How to get more value out of enterprise data
A new report points to DataOps as an overlooked path to business growth
Let’s take a look at why DataOps is the success in the current data economy.
Of course, not all data is equally valuable. In addition to its source, nature, and format, data’s usefulness depends on external factors, including the business objectives of the company that has the data (what it wants that data to accomplish); any customer restrictions on data’s use; laws and regulations governing the use of data, and more. Taking these considerations into account, a company can classify various types of data—and put them to use accordingly.
Value that Keeps on Giving
For today’s winning enterprises, this kind of intentionality about data is not an option. Data-driven companies understand how to use data to create value and to lower costs.
Many currently ascendant and emerging verticals understand this (smart manufacturing, autonomous vehicles, etc.). Data is their value proposition by design. An AV company understands that more data means more insights. Other, more traditional, enterprises have tended to treat data as a necessary evil, something to manage defensively, with regard to risk prevention and compliance, spending as little as possible. This approach fails to see data as having inherent value that keeps on giving.
If your enterprise is not digitally transformed, it’s going to be disrupted. The key question is not whether a company will be digitally disrupted, it’s how.
Digital transformation—sped up by the ongoing global pandemic—is here to stay. Humanity’s most daunting problems are being solved through tech. A current example is the search for patent-free treatments for Covid-19 through the distributed computing project Folding@home. Doubtless, data can be used for evil. But, from medicine through communications, tech solves more problems than it creates.
DataOps to Data Value
So how can companies ride, rather than become swallowed up by, the wave of digital transformation?
Business owners should watch out for top five challenges in putting data to work.
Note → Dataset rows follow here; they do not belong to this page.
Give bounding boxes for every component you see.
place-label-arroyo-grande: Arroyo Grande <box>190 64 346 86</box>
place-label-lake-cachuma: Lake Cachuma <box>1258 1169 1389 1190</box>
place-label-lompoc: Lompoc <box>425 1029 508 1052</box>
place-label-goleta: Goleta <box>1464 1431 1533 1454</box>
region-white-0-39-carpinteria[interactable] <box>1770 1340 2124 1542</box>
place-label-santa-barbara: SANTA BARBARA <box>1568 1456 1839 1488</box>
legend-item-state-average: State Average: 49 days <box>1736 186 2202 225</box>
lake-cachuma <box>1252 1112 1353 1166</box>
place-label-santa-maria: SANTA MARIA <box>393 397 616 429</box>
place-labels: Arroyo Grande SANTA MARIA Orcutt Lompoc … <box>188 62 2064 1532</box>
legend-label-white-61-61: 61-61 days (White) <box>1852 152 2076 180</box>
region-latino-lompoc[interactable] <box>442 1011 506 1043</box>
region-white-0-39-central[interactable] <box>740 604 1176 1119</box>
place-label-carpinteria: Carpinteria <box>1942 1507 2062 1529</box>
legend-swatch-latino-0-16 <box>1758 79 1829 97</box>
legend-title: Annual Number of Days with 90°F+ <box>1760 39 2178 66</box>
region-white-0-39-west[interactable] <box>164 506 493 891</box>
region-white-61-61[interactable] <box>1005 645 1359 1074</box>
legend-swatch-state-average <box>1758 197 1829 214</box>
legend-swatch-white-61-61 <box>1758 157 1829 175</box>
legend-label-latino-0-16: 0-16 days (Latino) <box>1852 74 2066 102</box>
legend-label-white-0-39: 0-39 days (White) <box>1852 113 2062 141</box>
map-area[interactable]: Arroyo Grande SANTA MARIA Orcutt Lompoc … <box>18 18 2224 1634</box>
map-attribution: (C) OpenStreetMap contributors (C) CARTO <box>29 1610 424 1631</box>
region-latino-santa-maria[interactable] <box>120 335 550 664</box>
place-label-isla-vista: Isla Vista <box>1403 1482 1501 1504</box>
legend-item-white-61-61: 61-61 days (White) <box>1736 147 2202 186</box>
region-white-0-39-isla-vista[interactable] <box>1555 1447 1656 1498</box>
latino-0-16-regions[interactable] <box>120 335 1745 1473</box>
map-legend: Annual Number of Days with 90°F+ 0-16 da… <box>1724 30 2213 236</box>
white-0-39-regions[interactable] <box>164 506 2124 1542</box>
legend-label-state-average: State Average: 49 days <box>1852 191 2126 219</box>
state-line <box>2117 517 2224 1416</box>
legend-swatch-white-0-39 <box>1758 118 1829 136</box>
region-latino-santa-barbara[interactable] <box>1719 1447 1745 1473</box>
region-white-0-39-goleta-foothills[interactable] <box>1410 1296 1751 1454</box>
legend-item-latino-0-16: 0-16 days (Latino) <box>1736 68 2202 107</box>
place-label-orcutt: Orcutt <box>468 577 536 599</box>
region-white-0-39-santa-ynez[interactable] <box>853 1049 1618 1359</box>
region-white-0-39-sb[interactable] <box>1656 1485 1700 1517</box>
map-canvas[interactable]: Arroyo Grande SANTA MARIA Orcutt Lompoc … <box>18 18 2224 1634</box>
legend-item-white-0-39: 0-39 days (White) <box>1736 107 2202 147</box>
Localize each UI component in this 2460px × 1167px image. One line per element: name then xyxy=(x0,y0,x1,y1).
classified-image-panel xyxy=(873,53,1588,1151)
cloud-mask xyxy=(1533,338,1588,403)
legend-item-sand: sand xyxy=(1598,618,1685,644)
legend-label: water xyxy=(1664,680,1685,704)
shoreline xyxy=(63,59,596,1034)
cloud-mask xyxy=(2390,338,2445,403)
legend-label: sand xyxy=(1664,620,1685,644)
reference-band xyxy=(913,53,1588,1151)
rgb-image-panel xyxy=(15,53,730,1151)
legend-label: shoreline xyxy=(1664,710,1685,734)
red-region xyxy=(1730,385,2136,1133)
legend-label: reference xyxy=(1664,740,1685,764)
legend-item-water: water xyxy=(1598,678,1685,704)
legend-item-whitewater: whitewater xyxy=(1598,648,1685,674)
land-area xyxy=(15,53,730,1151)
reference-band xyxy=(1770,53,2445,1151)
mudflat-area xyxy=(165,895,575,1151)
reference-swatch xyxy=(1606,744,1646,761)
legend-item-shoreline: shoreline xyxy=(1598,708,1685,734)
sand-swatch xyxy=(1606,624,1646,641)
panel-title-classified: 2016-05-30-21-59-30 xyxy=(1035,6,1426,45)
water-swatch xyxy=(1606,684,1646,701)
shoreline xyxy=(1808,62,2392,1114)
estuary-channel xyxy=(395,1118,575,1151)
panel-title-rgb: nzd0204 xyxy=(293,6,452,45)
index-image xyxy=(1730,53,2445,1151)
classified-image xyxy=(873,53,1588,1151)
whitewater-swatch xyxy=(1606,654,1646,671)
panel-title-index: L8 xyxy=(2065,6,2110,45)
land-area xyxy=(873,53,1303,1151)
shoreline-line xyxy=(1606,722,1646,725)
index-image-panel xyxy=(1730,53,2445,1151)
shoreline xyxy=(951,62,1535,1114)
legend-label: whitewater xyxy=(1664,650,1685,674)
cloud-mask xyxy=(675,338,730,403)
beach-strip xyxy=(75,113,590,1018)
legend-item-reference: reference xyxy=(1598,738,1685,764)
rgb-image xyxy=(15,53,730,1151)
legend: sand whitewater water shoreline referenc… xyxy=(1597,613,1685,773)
According to the Rethink Data survey, they are: making collected data usable; managing data storage; ensuring that needed data is collected; ensuring the data security; and making the silos of data available.
The good news: the 1,500 global enterprise leaders queried for Rethink Data identified the solution to these challenges: DataOps. IDC defines DataOps as the discipline of connecting data creators with data consumers. Gartner describes DataOps as the more tangible “hub for collecting and distributing data, with a mandate to provide controlled access to systems of record for customer and marketing performance data, while protecting privacy, usage restrictions and data integrity.”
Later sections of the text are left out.